Unlike the Acoustic guitar, electric guitars have an adjustable neck or saddles in both position and height. The bridge or saddles can be moved forward and backwards for intonation adjustment, and they can move up or down to set the string Action
Acoustic and electric guitars share metallic strings. Although they each have designated string of different thickness, the playing, plucking and strumming is very similar. They all vibrate to give us sound. The main difference is the way that sounds reaches our ear. In an acoustic guitar we here it echoing from the body of the guitar. In An electric guitar we hear the amplification of the magnetic vibrations.
Strap Buttons/ Hooks
Some Acoustic guitars don’t have a place to connect a strap, pretty much all electric guitars do.
Unique to Acoustic
The obvious Body
Acoustic guitars rely on, well, Acoustics for their sound and volume. The large hollow body, the shape and the thickness all directly affect how an acoustic guitar will sound. The tone wood debate is controversial in electric guitars, what is agreed on is that the affect is much more prominent on an acoustic guitar, and the choice the type of wood and its treatment will affect the sound, volume and quality of the guitar.
When it comes to acoustics, the sound has to travel out of the guitar body eventually. There are some guitars made with sondholes on the side or top of the body, but the majority is still in the center, just under the strings.

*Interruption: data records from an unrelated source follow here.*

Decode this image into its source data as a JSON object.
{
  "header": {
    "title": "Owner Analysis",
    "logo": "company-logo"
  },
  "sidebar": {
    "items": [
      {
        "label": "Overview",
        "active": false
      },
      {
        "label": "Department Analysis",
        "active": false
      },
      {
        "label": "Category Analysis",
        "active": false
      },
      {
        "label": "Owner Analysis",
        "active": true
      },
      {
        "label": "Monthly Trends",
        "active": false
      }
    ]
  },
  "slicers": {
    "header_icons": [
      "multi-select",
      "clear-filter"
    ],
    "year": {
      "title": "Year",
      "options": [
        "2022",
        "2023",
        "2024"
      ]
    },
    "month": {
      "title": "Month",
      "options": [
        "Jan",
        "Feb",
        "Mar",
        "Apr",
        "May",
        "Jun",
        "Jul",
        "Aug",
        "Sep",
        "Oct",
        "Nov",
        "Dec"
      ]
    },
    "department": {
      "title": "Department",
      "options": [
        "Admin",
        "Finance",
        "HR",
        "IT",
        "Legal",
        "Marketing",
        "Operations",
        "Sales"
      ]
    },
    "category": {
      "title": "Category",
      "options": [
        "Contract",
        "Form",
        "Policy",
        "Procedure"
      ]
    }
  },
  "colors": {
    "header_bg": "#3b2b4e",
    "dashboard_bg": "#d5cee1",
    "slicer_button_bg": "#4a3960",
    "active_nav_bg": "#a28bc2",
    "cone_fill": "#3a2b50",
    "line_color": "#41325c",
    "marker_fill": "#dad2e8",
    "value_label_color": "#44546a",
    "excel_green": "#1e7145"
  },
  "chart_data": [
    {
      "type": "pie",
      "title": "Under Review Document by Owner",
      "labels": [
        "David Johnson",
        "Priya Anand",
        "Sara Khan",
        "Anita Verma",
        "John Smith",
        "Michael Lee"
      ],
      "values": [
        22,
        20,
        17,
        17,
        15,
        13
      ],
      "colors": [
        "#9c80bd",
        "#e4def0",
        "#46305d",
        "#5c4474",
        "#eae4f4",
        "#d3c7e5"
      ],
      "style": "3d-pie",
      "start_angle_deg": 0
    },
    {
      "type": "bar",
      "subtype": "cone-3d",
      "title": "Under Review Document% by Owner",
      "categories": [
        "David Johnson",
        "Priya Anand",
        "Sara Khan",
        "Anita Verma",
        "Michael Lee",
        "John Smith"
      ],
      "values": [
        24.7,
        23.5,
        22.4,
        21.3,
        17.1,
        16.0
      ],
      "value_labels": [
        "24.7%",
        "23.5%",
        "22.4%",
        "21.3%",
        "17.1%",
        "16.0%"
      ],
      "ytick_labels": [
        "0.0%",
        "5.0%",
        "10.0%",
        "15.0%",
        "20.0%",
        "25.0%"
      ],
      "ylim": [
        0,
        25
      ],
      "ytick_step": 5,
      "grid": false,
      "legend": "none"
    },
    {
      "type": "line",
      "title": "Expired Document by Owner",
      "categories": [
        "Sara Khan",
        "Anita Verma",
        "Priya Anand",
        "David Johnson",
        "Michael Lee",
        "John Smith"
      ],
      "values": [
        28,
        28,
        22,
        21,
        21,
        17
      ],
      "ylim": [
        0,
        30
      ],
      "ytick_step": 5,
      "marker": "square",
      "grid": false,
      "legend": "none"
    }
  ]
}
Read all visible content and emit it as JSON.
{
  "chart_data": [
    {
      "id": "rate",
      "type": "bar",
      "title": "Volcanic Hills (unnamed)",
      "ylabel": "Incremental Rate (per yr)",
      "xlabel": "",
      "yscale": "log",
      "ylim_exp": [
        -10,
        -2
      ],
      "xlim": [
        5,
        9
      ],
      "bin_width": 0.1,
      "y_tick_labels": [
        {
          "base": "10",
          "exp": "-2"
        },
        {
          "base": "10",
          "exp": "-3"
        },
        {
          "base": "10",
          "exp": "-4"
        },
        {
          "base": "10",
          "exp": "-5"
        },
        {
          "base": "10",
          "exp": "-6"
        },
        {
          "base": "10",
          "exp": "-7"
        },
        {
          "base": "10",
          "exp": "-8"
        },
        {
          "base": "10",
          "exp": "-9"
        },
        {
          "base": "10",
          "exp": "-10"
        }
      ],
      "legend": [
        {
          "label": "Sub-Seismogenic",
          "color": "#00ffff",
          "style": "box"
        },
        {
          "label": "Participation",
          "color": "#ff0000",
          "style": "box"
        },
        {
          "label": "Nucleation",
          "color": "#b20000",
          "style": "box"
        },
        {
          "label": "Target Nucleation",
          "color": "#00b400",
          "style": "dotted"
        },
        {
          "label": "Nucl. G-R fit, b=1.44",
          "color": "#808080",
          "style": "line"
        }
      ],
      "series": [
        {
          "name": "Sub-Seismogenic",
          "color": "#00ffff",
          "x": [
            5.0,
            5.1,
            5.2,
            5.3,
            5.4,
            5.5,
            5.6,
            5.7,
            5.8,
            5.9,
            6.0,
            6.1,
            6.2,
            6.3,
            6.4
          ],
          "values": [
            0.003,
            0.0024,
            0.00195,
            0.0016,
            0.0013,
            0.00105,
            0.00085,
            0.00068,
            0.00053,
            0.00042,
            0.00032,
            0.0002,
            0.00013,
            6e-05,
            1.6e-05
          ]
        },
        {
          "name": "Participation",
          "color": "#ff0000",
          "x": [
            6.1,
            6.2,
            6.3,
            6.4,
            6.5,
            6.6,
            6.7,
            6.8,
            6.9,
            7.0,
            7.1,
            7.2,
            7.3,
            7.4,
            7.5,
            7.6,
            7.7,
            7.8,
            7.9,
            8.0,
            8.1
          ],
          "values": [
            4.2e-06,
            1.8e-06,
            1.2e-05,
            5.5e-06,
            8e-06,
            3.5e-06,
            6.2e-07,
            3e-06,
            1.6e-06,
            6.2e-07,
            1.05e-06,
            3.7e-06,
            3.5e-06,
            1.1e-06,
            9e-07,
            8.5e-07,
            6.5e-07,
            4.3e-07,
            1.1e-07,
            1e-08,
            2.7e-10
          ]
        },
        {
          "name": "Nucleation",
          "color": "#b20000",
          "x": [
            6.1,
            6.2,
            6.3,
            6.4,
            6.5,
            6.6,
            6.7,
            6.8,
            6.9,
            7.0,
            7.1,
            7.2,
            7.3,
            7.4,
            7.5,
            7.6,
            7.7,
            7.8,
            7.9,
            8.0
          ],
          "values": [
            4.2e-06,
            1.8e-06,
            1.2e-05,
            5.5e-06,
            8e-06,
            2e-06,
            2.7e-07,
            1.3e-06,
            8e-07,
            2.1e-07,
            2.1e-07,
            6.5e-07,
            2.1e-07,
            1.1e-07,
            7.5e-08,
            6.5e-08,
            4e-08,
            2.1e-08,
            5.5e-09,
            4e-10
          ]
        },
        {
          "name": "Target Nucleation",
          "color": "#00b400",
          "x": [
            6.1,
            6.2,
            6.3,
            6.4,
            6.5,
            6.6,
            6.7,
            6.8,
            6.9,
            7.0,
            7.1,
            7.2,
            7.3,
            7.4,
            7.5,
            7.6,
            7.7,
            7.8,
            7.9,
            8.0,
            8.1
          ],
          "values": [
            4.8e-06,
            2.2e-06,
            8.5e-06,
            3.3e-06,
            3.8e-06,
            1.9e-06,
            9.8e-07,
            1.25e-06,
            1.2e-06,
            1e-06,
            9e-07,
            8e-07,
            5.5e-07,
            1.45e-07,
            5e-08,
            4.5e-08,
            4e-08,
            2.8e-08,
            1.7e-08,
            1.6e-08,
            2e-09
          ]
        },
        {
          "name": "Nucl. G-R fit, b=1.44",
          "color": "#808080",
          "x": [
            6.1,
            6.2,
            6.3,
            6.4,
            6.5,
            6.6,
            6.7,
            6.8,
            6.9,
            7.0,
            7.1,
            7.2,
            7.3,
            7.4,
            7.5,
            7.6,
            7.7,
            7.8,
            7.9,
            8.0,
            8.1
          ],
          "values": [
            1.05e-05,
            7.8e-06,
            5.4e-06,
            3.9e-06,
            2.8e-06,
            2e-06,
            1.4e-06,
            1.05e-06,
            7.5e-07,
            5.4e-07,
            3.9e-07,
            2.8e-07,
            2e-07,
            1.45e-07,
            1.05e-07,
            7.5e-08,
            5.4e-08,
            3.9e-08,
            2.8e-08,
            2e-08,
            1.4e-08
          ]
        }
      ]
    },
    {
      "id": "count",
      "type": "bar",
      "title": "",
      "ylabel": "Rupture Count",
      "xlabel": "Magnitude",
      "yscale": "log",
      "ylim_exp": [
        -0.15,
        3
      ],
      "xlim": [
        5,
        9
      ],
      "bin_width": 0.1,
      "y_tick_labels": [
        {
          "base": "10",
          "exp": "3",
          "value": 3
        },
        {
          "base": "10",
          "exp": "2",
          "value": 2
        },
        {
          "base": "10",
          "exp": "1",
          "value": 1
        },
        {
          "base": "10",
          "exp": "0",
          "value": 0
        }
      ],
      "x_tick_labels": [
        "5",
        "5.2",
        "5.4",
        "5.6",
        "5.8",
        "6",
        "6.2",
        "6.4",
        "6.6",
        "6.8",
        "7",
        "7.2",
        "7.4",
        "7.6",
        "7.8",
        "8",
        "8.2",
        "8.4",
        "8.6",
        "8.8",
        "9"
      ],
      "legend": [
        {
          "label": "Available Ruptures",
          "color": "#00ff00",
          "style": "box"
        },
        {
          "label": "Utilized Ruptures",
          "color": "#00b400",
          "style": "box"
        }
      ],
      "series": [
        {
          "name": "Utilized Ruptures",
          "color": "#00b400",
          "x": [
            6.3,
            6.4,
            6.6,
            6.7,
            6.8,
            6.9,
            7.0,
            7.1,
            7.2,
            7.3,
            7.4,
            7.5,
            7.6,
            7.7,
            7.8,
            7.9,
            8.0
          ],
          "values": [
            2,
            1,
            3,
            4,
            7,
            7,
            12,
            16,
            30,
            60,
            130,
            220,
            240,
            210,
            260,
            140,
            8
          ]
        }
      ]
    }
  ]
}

Since Acoustic guitars have a static bridge and a hollow body, these pins are all that is necessary to hold the ball end of the string. Since the ball of the string is pushed aside underneath the bridge, it’s pulling force cannot lift the pin and it stays in place.
Unique to electric
The pickups are basically magnets wrapped with copper wire that translate the magnetic vibrations of the strings to an electric current. These are not microphones.
Most electric guitars come with more than one pickup and the number, type and styles of the pickups vary. The selector enables the player to choose which pickups or which combination of pickups he wishes to use at the moment. That can be changed with a flick of the switch.
Simply a way to connect the pickups to an amplifier without which the electric guitar will not be heard
Tremolo/ Vibrato/ Whammy Bar
A tremolo bridge enables, with a push or pull of a lever, to loosen or stretch all six strings simultaneously and create a unique sound effect. Once the lever is let go of, normal tuning should return. Since the introduction of The Fender Stratocaster in 1954 the tremolo bridge has gained massive popularity and there is a very wide range of aftermarket Tremolo bars and Bridges of different mechanisms.
Tone and Volume Knobs
There are different variations of controlling what type and strength of signal comes out of the output plug, but practically all electric guitars have the minimum controls for volume and tone. These are electric potentiometers the restrict and redistribute the electric current from the pickups to the output plug.
The Exception to the rule
These guitars are production guitars who do not adhere to the traditional or conventional.
The Gittler Guitar
This one pretty much defies everything I have just listed above. Gittler wanted to show that an electric does not need to be ‘constricted’ by the conventions of old guitars and got rid of all the unnecessary parts to be left with the bear minimum. Oh, and no wood.
The Steinberger guitars
Another distinctive design made from unconventional materials such as Graphite and Carbon Fiber these guitars are mostly noted for their Headless design.
Gibson EDS-1275 Double Neck
An extravagant model which combines a 6 string and a 12 string with an SG design. Made famous mostly by Jimmy Page when performing Stairway to Heaven and utilizing both neck.
What are the internal parts of an electric guitar?
There is not much hidden from the eye.
- As mentioned before, the neck has the metal Truss Rod Running through it.
- Under the Selector, Volume and Tone Nobs are the pots (Usually 250k or 500k), capacitors, the selector itself, and electric wiring.
- In case of a Tremolo Bridge, the spring system will usually run through the back of the guitar.